Former Dogme filmmaker Kristian Levring also tells a story of troubled migration with The Salvation. Focusing on a group of Danish immigrants who traveled across the Atlantic after the 1860s German-Danish war, The Salvation opens Jon (Mads Mikkelsen), an established settler who greets his wife and son upon their arrival to the New World. After both are murdered during a carriage ride into town, Jon seeks retribution not only on their culprits, but the source of power that lets their gangsterism go untouched, a landbaron named Delarue (Jeffrey Dean Morgan).
Supported by a burgeoning oil corporation and tied to the town through mutual economic dependency, Delarue makes The Salvation’s attempts at contemporary relevance clear with its emblem for corruption and injustice supported by structural and economic power. Jon’s role as the quiet lone ranger pursuing justice for its own sake thus takes on a slightly different meaning in its diasporic context: in order to find a place within a new land against an establishment that seeks only to exploit, subjugate, or silence him, Jon must create it on his own by removing the town of its central governing body, the owner of the town’s economy.
Thus, what begins as a story of assimilation becomes a story of survival, throwing into question the supposed values of Americanism that Jon could have assimilated into.
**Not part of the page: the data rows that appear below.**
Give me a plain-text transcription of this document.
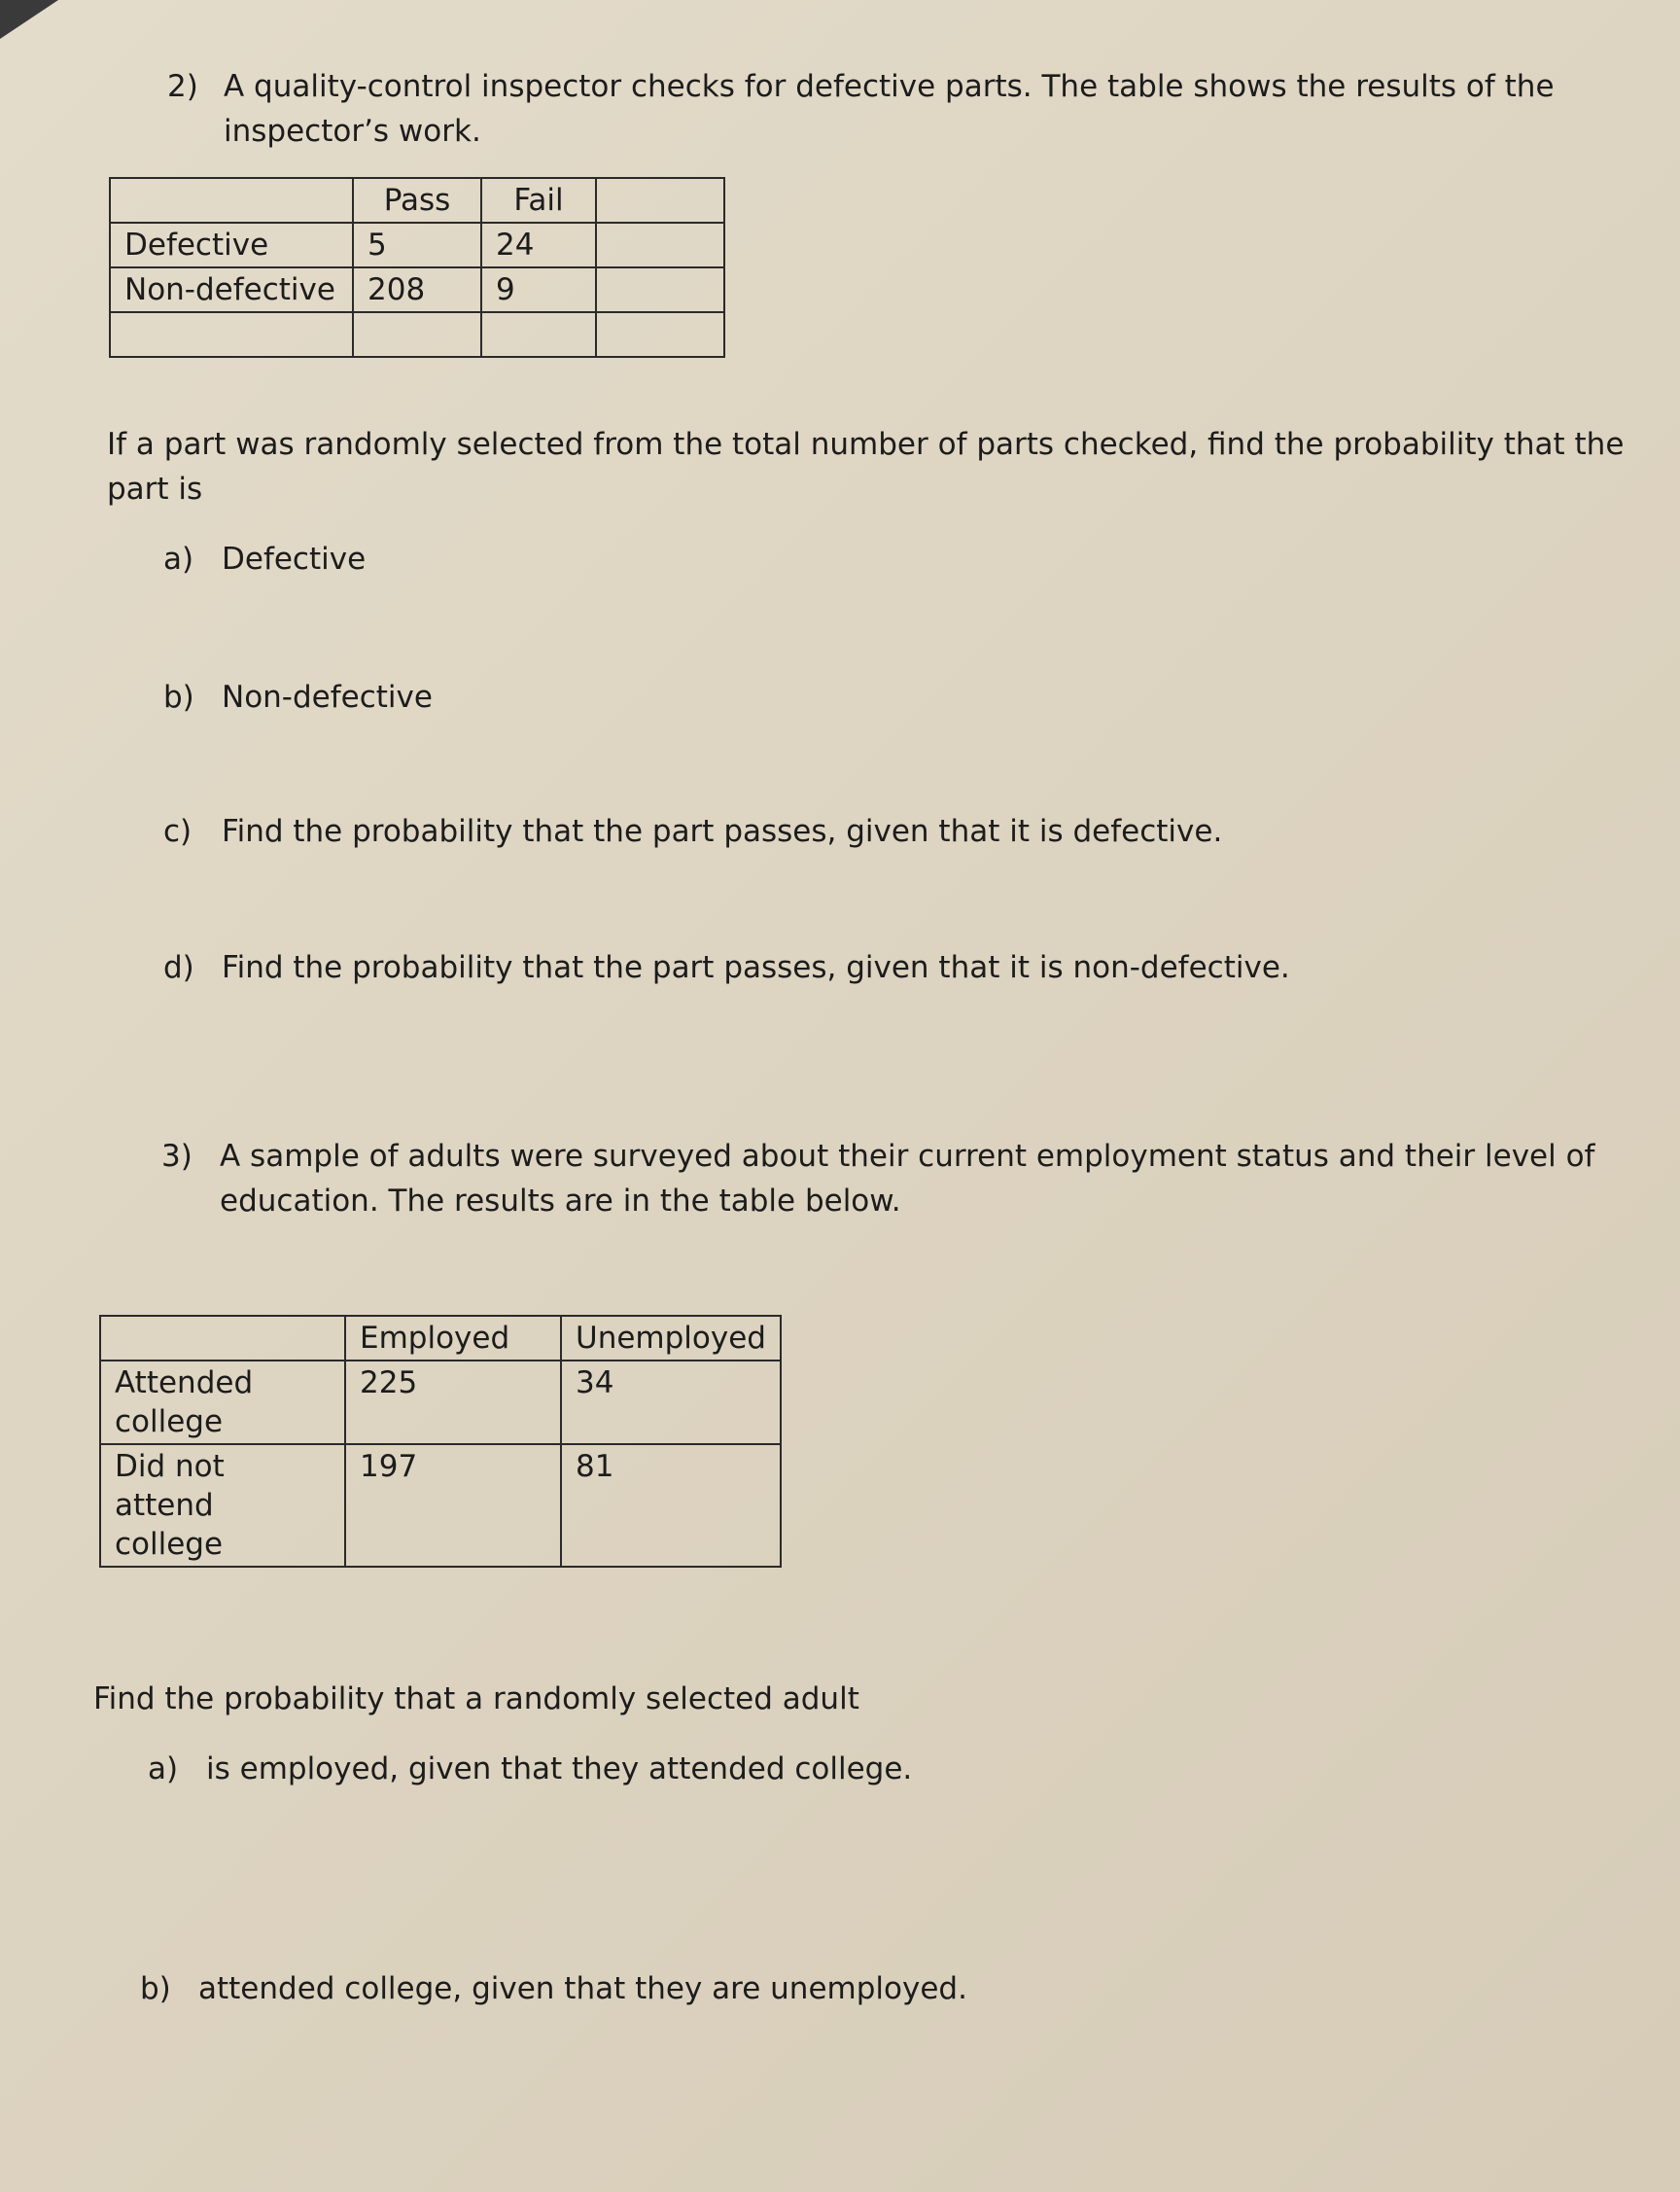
2) A quality-control inspector checks for defective parts. The table shows the results of the
inspector’s work.
	Pass	Fail	
Defective	5	24	
Non-defective	208	9	

If a part was randomly selected from the total number of parts checked, find the probability that the
part is
a) Defective
b) Non-defective
c) Find the probability that the part passes, given that it is defective.
d) Find the probability that the part passes, given that it is non-defective.
3) A sample of adults were surveyed about their current employment status and their level of
education. The results are in the table below.
	Employed	Unemployed
Attended college	225	34
Did not attend college	197	81
Find the probability that a randomly selected adult
a) is employed, given that they attended college.
b) attended college, given that they are unemployed.
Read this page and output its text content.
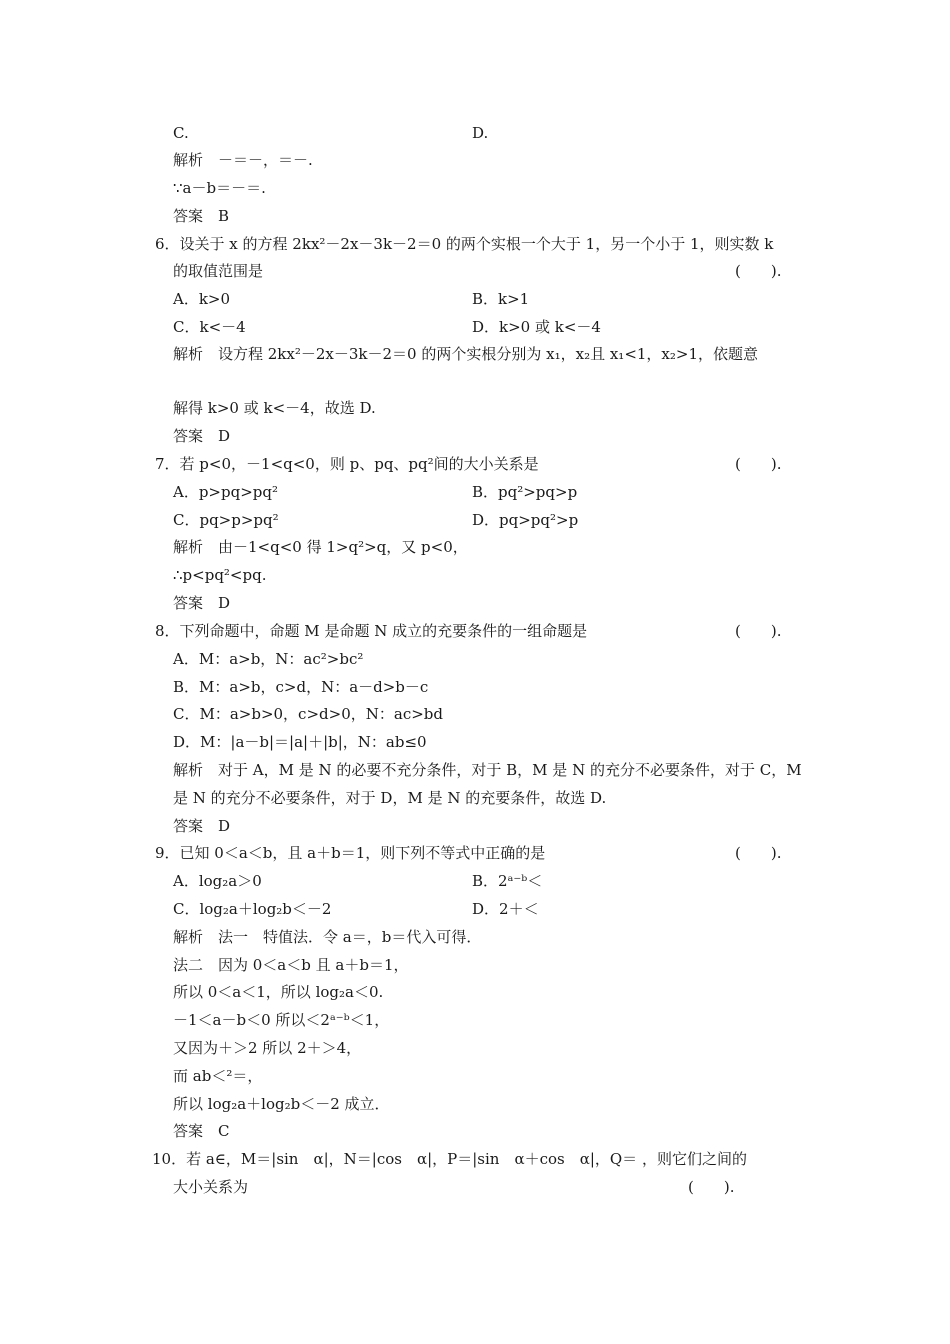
C.	D.
解析　－＝－，＝－.
∵a－b＝－＝.
答案　B
6．设关于 x 的方程 2kx²－2x－3k－2＝0 的两个实根一个大于 1，另一个小于 1，则实数 k
的取值范围是	(　　).
A．k>0	B．k>1
C．k<－4	D．k>0 或 k<－4
解析　设方程 2kx²－2x－3k－2＝0 的两个实根分别为 x₁，x₂且 x₁<1，x₂>1，依题意
解得 k>0 或 k<－4，故选 D.
答案　D
7．若 p<0，－1<q<0，则 p、pq、pq²间的大小关系是	(　　).
A．p>pq>pq²	B．pq²>pq>p
C．pq>p>pq²	D．pq>pq²>p
解析　由－1<q<0 得 1>q²>q，又 p<0，
∴p<pq²<pq.
答案　D
8．下列命题中，命题 M 是命题 N 成立的充要条件的一组命题是	(　　).
A．M：a>b，N：ac²>bc²
B．M：a>b，c>d，N：a－d>b－c
C．M：a>b>0，c>d>0，N：ac>bd
D．M：|a－b|＝|a|＋|b|，N：ab≤0
解析　对于 A，M 是 N 的必要不充分条件，对于 B，M 是 N 的充分不必要条件，对于 C，M
是 N 的充分不必要条件，对于 D，M 是 N 的充要条件，故选 D.
答案　D
9．已知 0＜a＜b，且 a＋b＝1，则下列不等式中正确的是	(　　).
A．log₂a＞0	B．2ᵃ⁻ᵇ＜
C．log₂a＋log₂b＜－2	D．2＋＜
解析　法一　特值法．令 a＝，b＝代入可得．
法二　因为 0＜a＜b 且 a＋b＝1，
所以 0＜a＜1，所以 log₂a＜0.
－1＜a－b＜0 所以＜2ᵃ⁻ᵇ＜1，
又因为＋＞2 所以 2＋＞4，
而 ab＜²＝，
所以 log₂a＋log₂b＜－2 成立．
答案　C
10．若 a∈，M＝|sin　α|，N＝|cos　α|，P＝|sin　α＋cos　α|，Q＝ ，则它们之间的
大小关系为	(　　).
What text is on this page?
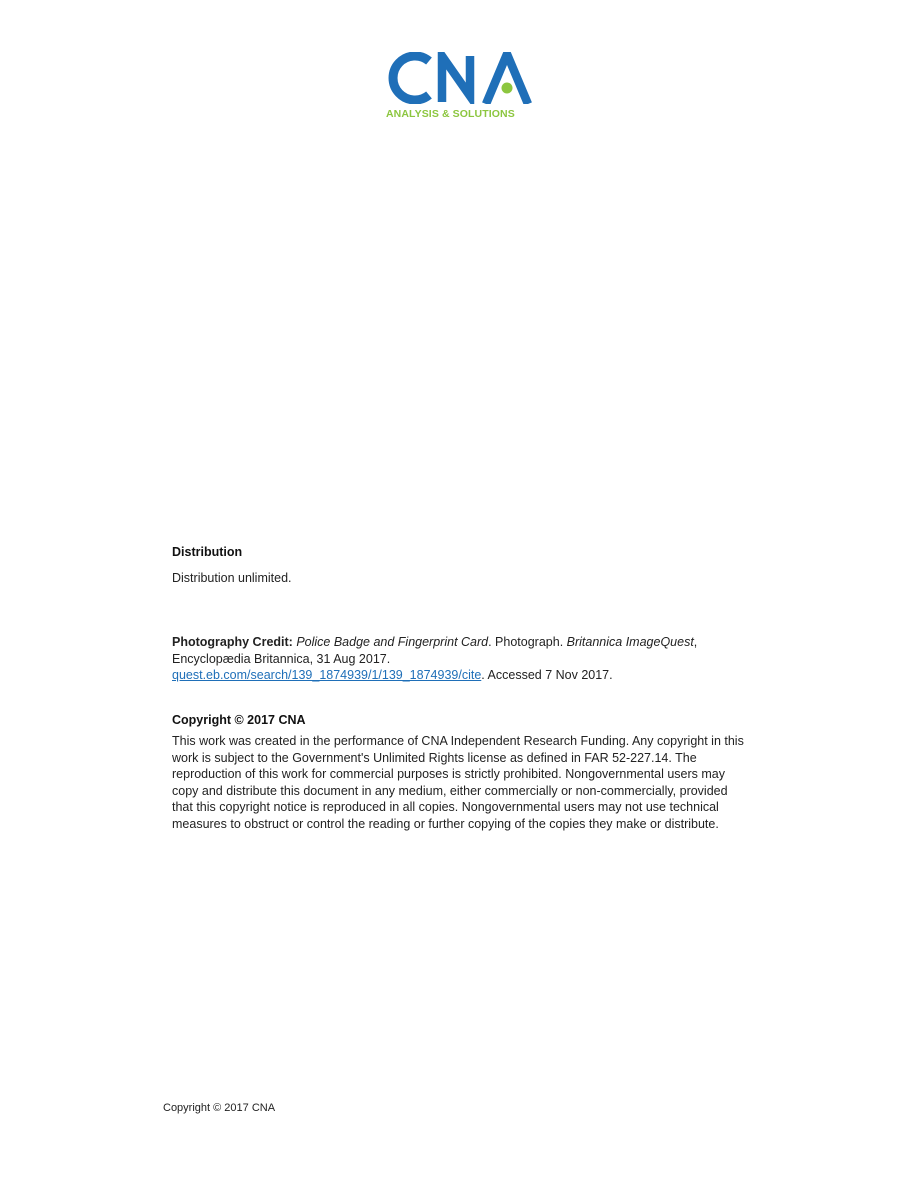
ANALYSIS & SOLUTIONS
Distribution
Distribution unlimited.
Photography Credit: Police Badge and Fingerprint Card. Photograph. Britannica ImageQuest, Encyclopædia Britannica, 31 Aug 2017.
quest.eb.com/search/139_1874939/1/139_1874939/cite. Accessed 7 Nov 2017.
Copyright © 2017 CNA
This work was created in the performance of CNA Independent Research Funding. Any copyright in this work is subject to the Government's Unlimited Rights license as defined in FAR 52-227.14. The reproduction of this work for commercial purposes is strictly prohibited. Nongovernmental users may copy and distribute this document in any medium, either commercially or non-commercially, provided that this copyright notice is reproduced in all copies. Nongovernmental users may not use technical measures to obstruct or control the reading or further copying of the copies they make or distribute.
Copyright © 2017 CNA
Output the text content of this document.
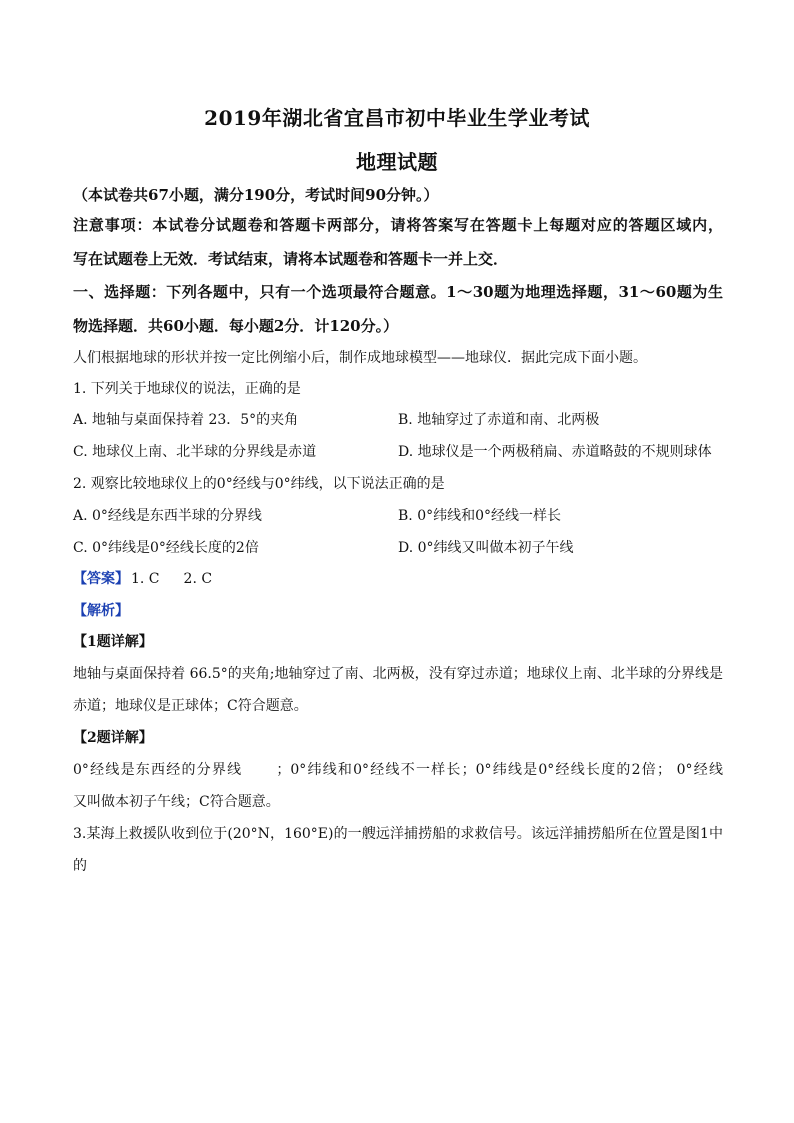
2019年湖北省宜昌市初中毕业生学业考试
地理试题
（本试卷共67小题，满分190分，考试时间90分钟。）
注意事项：本试卷分试题卷和答题卡两部分，请将答案写在答题卡上每题对应的答题区域内，
写在试题卷上无效．考试结束，请将本试题卷和答题卡一并上交．
一、选择题：下列各题中，只有一个选项最符合题意。1～30题为地理选择题，31～60题为生
物选择题．共60小题．每小题2分．计120分。）
人们根据地球的形状并按一定比例缩小后，制作成地球模型——地球仪．据此完成下面小题。
1. 下列关于地球仪的说法，正确的是
A. 地轴与桌面保持着 23．5°的夹角	B. 地轴穿过了赤道和南、北两极
C. 地球仪上南、北半球的分界线是赤道	D. 地球仪是一个两极稍扁、赤道略鼓的不规则球体
2. 观察比较地球仪上的0°经线与0°纬线，以下说法正确的是
A. 0°经线是东西半球的分界线	B. 0°纬线和0°经线一样长
C. 0°纬线是0°经线长度的2倍	D. 0°纬线又叫做本初子午线
【答案】 1. C 2. C
【解析】
【1题详解】
地轴与桌面保持着 66.5°的夹角;地轴穿过了南、北两极，没有穿过赤道；地球仪上南、北半球的分界线是
赤道；地球仪是正球体；C符合题意。
【2题详解】
0°经线是东西经的分界线      ；0°纬线和0°经线不一样长；0°纬线是0°经线长度的2倍； 0°经线
又叫做本初子午线；C符合题意。
3.某海上救援队收到位于(20°N，160°E)的一艘远洋捕捞船的求救信号。该远洋捕捞船所在位置是图1中
的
The Salvation’s reworking of some of the genre’s basic tenets suggests that justice, for the populations not currently in power, has always been an uphill battle against power that benefits from injustice.
In addition to the its Japanese and Italian iterations, the western’s central conceits have proven readily transportable to numerous international settings in which it is still recognizable as a genre. Such is the case with David Oelhoffen’s Far from Men, an adaptation of an Algeria-set short story by Albert Camus that follows European Daru (Viggo Mortensen), a humble, neutral teacher who instructs his Algerian students in French, as he is forced to take Algerian prisoner Mohamed (Reta Kateb) to a local town for sentencing.
The western “road” movie, in which an unlikely pair bond over an arduous travel to a far-off destination, proves a fruitful invention in this case (the original short story took place only in its protagonist’s home). Oelhoffen’s decision inspires not only a North Africa-set iteration of the western’s panoramic vistas, but uses this setting as a means to ruminate on ideas about national identity, loyalty, and what one must do in the face of injustice.
The landscape here is as treacherous and beautiful as it is in any traditional western, but here foregrounds the genre’s themes of colonialism by following a European settler who identifies as Algerian as he decides on which side to stand within a nation divided between its people and its colonizers. Far from Men’s climactic moment beautifully illustrates this dichotomy when Mohamed stands at an intersection and decides whether to subject himself to French law or to his own destiny.
What’s so remarkable about visions of the western improbably connected between these films is that they sincerely bear out relatively new territory for the genre. They aren’t subversive reworkings, overtly tongue-in-cheek pastiches, or self-conscious reproductions of the genre’s classical style. The western’s concerns with themes of justice, loyalty, and overcoming the interpersonal and natural elements of the frontier are foregrounded between these films, but given new light through a lens that demonstrates how transnational issues have been hiding in plain sight within the genre’s setting all along, and how questions pertaining to national identity, immigration, and colonialism are a current that runs under the genre’s defining concerns.